Benevolent Virus, A
Near-death experiences (NDE) are fascinating. We want to know what will happen to us when we die, and especially what it will be like in that moment when, as some say, we “cross over.” The narratives we do have suggest a common experience that embodies light, peace, and tranquility.
The stories in this novel are consistent with other descriptions and in that sense they add little to what we already know. Sharing fictional stories as opposed to nonfiction narratives, as Frances O’Brien does in A Benevolent Virus, puts something of a new spin on the subject and for that she is to be applauded. Still, for a topic of this nature and intensity, one might hope for more. What, for example, would a writer like Ian McEwan or Kazuo Ishiguro have done with this material? Would this particular work have been more effective as another nonfiction piece that elaborated on after-death phenomena? Would the described experience be the same for someone less sympathetic than the regular, nice people we meet in this book?
The novel, less than 150 pages, alternates between two main characters. Ann Richards is a successful, affluent TV personality whose life is turned upside down after she has a near-fatal car accident. Daniel Breton is a former Marine who is almost mortally wounded while fighting in Iraq. Because of that experience, he sets out to interview others who, like himself, have had a near-death experience.

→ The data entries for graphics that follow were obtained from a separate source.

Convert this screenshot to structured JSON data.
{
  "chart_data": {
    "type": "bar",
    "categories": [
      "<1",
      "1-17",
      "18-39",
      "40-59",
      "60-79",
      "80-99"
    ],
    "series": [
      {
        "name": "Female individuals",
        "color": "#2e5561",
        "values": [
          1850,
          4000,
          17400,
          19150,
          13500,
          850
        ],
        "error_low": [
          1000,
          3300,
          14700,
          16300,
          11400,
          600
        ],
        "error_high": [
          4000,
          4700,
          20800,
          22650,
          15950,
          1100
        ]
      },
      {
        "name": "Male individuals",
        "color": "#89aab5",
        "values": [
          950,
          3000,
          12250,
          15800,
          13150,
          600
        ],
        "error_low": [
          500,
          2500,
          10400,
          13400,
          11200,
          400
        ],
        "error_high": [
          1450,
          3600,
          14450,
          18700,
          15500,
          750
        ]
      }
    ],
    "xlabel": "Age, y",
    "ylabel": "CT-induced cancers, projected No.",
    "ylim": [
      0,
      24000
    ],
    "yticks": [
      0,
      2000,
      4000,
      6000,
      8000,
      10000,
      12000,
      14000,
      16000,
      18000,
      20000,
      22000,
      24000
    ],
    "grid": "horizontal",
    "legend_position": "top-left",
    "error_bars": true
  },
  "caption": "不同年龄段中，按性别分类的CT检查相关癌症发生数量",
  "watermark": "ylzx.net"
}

Richards’s story is the more compelling, and its narrative structure stands up to scrutiny better than Breton’s. We follow the trajectory of her post-accident experience as she begins a transformation that no one seems to appreciate or understand. Her husband, mother, and colleague all think she is going crazy as she tries to come to grips with what happened to her; somewhat unrealistically, she even endures a short stint in a psychiatric ward. But she plods on in a story that cynics might have titled “Portia Faces Purgatory: A Spiritual Odyssey” until she meets a scientist, who having had his own NDE, validates her experience.
Breton takes both a physical and a spiritual journey as he travels around interviewing people who’ve had NDEs in order to better understand his own experience and his best buddy’s suicide. Of course he ultimately finds his way to Ann Richards. The convergence is a nice touch, if a bit of a Deus ex machina.
O’Brien has never had a NDE herself, but says she became fascinated with the topic after learning that Dr. Kenneth Ring, a pioneer in the study of NDEs, described it as a “benign virus” that can be instructive and transformative. Although the book is fiction, she says, she conducted substantial research and did not allow the fictional nature of the work to compromise the accuracy of near death experience accounts. “The writer in me could not help but wonder at what the potential consequences of such a dramatic turning point might have for the lives of those whose understanding of reality has been challenged at such a fundamental level.”
That effort is commendable, but it leaves us to wonder what the potential consequences might have been for readers if the turning points described had been more dramatically rendered at a fundamental level.